As the complexity and the number of systems involved increases our ability to understand what is happening and how they interact hasn’t kept up. If you have any third-party dependencies, what are the chances they’re going through a similar experience? How much of an impact does this have on your understanding of what’s happening in your own systems?

Atrophy of Basics Skills

The increased efficiency of our tooling creates a Jevons paradox. This is an economic idea that as the efficiency of something increases it will lead to more consumption instead of reducing it. Named after William Jevons who in the 19th century noticed that the consumption of coal increased after the release of a new steam engine design. The improvements with this new design increased the efficiency of the coal-fired steam engine over it’s predecessors. This fueled a wider adoption of the steam engine. It became cheaper for more people to use a new technology and this led to the increased consumption of coal.

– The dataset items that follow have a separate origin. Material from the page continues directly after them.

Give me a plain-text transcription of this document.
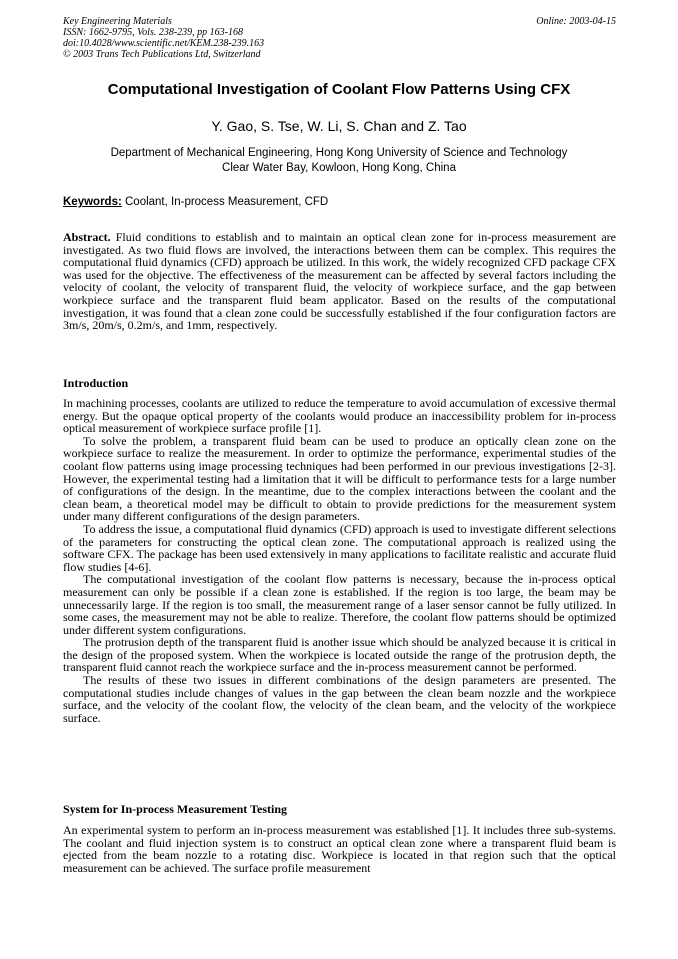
Key Engineering Materials
ISSN: 1662-9795, Vols. 238-239, pp 163-168
doi:10.4028/www.scientific.net/KEM.238-239.163
© 2003 Trans Tech Publications Ltd, Switzerland
Online: 2003-04-15
Computational Investigation of Coolant Flow Patterns Using CFX
Y. Gao, S. Tse, W. Li, S. Chan and Z. Tao
Department of Mechanical Engineering, Hong Kong University of Science and Technology
Clear Water Bay, Kowloon, Hong Kong, China
Keywords: Coolant, In-process Measurement, CFD

Abstract. Fluid conditions to establish and to maintain an optical clean zone for in-process measurement are investigated. As two fluid flows are involved, the interactions between them can be complex. This requires the computational fluid dynamics (CFD) approach be utilized. In this work, the widely recognized CFD package CFX was used for the objective. The effectiveness of the measurement can be affected by several factors including the velocity of coolant, the velocity of transparent fluid, the velocity of workpiece surface, and the gap between workpiece surface and the transparent fluid beam applicator. Based on the results of the computational investigation, it was found that a clean zone could be successfully established if the four configuration factors are 3m/s, 20m/s, 0.2m/s, and 1mm, respectively.

Introduction

In machining processes, coolants are utilized to reduce the temperature to avoid accumulation of excessive thermal energy. But the opaque optical property of the coolants would produce an inaccessibility problem for in-process optical measurement of workpiece surface profile [1].

To solve the problem, a transparent fluid beam can be used to produce an optically clean zone on the workpiece surface to realize the measurement. In order to optimize the performance, experimental studies of the coolant flow patterns using image processing techniques had been performed in our previous investigations [2-3]. However, the experimental testing had a limitation that it will be difficult to performance tests for a large number of configurations of the design. In the meantime, due to the complex interactions between the coolant and the clean beam, a theoretical model may be difficult to obtain to provide predictions for the measurement system under many different configurations of the design parameters.

To address the issue, a computational fluid dynamics (CFD) approach is used to investigate different selections of the parameters for constructing the optical clean zone. The computational approach is realized using the software CFX. The package has been used extensively in many applications to facilitate realistic and accurate fluid flow studies [4-6].

The computational investigation of the coolant flow patterns is necessary, because the in-process optical measurement can only be possible if a clean zone is established. If the region is too large, the beam may be unnecessarily large. If the region is too small, the measurement range of a laser sensor cannot be fully utilized. In some cases, the measurement may not be able to realize. Therefore, the coolant flow patterns should be optimized under different system configurations.

The protrusion depth of the transparent fluid is another issue which should be analyzed because it is critical in the design of the proposed system. When the workpiece is located outside the range of the protrusion depth, the transparent fluid cannot reach the workpiece surface and the in-process measurement cannot be performed.

The results of these two issues in different combinations of the design parameters are presented. The computational studies include changes of values in the gap between the clean beam nozzle and the workpiece surface, and the velocity of the coolant flow, the velocity of the clean beam, and the velocity of the workpiece surface.

System for In-process Measurement Testing

An experimental system to perform an in-process measurement was established [1]. It includes three sub-systems. The coolant and fluid injection system is to construct an optical clean zone where a transparent fluid beam is ejected from the beam nozzle to a rotating disc. Workpiece is located in that region such that the optical measurement can be achieved. The surface profile measurement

For us the engineer’s time is the coal and the tools are the new coal-fired engine. As the efficiency of the tooling increases we tend to use more of the engineer’s time. The adoption of the tooling increases while the number of engineers tends to remain flat. Instead of bringing in more people we tend to try to do more with the people we have.

This contributes to an atrophying of the basic skills needed to do the job. Things like troubleshooting, situational awareness, and being able to hold a mental model of what’s happening. It’s a journeyman’s process to build them. Actual production experience is the best teacher and the best feedback is from your peers. Tools are starting to replace the opportunities for people to have those experiences to learn from.

Children of the Magenta and the Dangers of Automation

For most of us improving the efficiency of an engineer’s time will look like some sort of automation. And while there are obvious benefits there are some not so obvious negatives. First, automation can hide the context of what is, has, and will happen from us. How many times have you heard or asked yourself “What’s it doing now?”

“A lot of what’s happening is hidden from view from the pilots. It’s buried. When the airplane starts doing something that is unexpected and the pilot says ‘hey, what’s it doing now?’ — that’s a very very standard comment in cockpits today.’”
– William Langewiesche, journalist and former American Airlines captain.

In May 31, 2009 228 people died when Air France 447 lost altitude from 35,000 feet and pancaked into the Atlantic Ocean. A pressure probe had iced over preventing the aircraft from determining its speed. This caused the autopilot to disengage and the “fly-by-wire” system switched into a different mode.

“We appear to be locked into a cycle in which automation begets the erosion of skills or the lack of skills in the first place and this then begets more automation.” – William Langewiesche

Four years later Asiana Airlines flight 214 crashed on their final approach into SFO. It came in short of the runway striking the seawall. The NTSB report shows the flight crew mismanaged the initial approach and the aircraft was above the desired glide path. The captain responded by selecting the wrong autopilot mode, which caused the auto throttle to disengage. He had a faulty mental model of the aircraft’s automation logic. This over-reliance on automation and lack of understanding the systems was cited as major factors leading to the accident.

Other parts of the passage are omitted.